One of my family members had a friend who was apparently a crazy driver. He drove a delivery truck so a bunch of the driver's friend (including my family member) took out a life insurance policy on him (driver). I didn't even realize you could do this but apparently you can.

In the end, turned out that the driver outlived all of the people who were on the policy!


>One of my family members had a friend who was apparently a crazy driver. He drove a delivery truck so a bunch of the driver's friend (including my family member) took out a life insurance policy on him (driver). I didn't even realize you could do this but apparently you can.

It's generally restricted, since it can incentivize killing them to collect the money. To life-insure anybody you have to convince the insurer that you have an "insurable interest" in their life. That's easy if they're a breadwinner/caretaker in your family, and you could also show it if they were e.g. critical to your business (edit: or had lent them money). I'd be interested to know what the justification was in that case.

Insurers really try to make sure that the payout isn't so high that you want the insured event to happen ("moral hazard").


> I'd be interested to know what the justification was in that case.

I should have pointed out that this was back in the mid-1950s when regulations were probably a lot more lax than they are today.


Hm, I think the "insurable interest" check is more of a standard practice to protect against being exploited by criminals and less of an "oh man, we'd love to do that but for those pesky regulations". Still, if I had to guess, I'd say it's that they don't look too closely if it's a close-enough family member that has a job.


good comparison with the city v.s. house burning!


That was very informative, thank you!


Some policies just explicitly won't cover them. And it's not only the US, I found examples in at least Australia https://www.abc.net.au/news/2020-03-06/coronavirus-covid-19-... and India https://economictimes.indiatimes.com/wealth/insure/health-in...


I would assume there are many insurance plans that include force majeure clauses. "Force majeure – or vis major – meaning "superior force", also known as cas fortuit or casus fortuitus "chance occurrence, unavoidable accident", is a common clause in contracts that essentially frees both parties from liability or obligation when an extraordinary event or circumstance beyond the control of the parties, such as a war, strike, riot, crime, or an event described by the legal term act of God, prevents one or both parties from fulfilling their obligations under the contract"
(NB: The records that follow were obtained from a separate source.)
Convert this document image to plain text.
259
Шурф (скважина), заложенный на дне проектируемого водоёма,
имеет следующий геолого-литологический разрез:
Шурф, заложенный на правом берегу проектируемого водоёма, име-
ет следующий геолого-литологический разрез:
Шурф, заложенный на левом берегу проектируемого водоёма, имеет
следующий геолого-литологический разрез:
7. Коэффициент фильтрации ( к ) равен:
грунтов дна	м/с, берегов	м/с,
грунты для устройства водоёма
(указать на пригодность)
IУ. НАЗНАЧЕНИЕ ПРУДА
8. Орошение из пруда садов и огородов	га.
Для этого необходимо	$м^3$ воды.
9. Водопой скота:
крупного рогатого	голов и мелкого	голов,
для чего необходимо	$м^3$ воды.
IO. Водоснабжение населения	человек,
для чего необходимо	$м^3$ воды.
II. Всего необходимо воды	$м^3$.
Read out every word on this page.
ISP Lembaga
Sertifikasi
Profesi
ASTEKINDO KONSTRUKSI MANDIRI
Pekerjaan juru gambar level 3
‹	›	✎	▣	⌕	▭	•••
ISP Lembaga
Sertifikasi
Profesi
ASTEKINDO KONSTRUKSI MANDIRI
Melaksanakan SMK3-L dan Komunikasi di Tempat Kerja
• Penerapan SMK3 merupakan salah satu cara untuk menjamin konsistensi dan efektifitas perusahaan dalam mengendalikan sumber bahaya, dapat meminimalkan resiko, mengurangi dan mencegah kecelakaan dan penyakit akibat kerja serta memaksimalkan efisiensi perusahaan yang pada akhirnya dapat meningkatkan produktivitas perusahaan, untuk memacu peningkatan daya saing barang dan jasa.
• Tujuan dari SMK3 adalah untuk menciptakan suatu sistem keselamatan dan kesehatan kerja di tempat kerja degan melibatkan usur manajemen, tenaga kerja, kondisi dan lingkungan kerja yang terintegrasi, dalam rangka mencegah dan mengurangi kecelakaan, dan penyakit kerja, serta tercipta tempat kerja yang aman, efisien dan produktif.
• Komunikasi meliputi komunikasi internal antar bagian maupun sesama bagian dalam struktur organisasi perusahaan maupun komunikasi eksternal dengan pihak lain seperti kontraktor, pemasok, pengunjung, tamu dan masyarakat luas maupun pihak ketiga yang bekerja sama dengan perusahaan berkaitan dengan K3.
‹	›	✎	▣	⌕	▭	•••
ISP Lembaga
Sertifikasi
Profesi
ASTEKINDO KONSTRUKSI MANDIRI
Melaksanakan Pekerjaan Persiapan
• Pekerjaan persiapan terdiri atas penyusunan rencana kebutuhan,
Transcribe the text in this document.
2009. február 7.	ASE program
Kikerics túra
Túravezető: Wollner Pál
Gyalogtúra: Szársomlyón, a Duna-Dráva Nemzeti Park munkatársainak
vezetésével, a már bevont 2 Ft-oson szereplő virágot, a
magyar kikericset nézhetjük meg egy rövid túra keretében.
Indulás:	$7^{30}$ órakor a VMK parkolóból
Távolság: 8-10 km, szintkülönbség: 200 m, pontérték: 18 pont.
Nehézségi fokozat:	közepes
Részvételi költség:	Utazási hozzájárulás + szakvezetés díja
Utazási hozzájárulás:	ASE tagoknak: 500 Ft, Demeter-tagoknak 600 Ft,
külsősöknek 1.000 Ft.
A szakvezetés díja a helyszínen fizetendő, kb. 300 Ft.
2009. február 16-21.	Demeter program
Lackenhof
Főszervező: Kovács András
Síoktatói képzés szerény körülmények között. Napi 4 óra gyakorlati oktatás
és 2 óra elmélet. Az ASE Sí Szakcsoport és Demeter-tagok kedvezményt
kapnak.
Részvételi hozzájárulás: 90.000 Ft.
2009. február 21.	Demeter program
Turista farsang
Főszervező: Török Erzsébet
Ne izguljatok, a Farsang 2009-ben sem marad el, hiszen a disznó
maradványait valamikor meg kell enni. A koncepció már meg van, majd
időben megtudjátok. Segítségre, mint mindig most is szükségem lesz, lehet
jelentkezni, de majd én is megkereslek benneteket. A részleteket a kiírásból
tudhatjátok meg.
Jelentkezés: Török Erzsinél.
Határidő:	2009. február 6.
TLDR: If the event affecting you gets big enough/outrageous enough the insurance companies consider it an act of god and you aren't covered.


In English law I think that this kind of clause has to be explicit and something that all parties sign up to - because the principle in English law is that parties can contract freely in any form that suits them. In other systems (and I think in the US - please correct me anyone who knows more!) you don't need an explicit clause to argue force majeure, you just need to get the court to agree that you are in extraordinary times.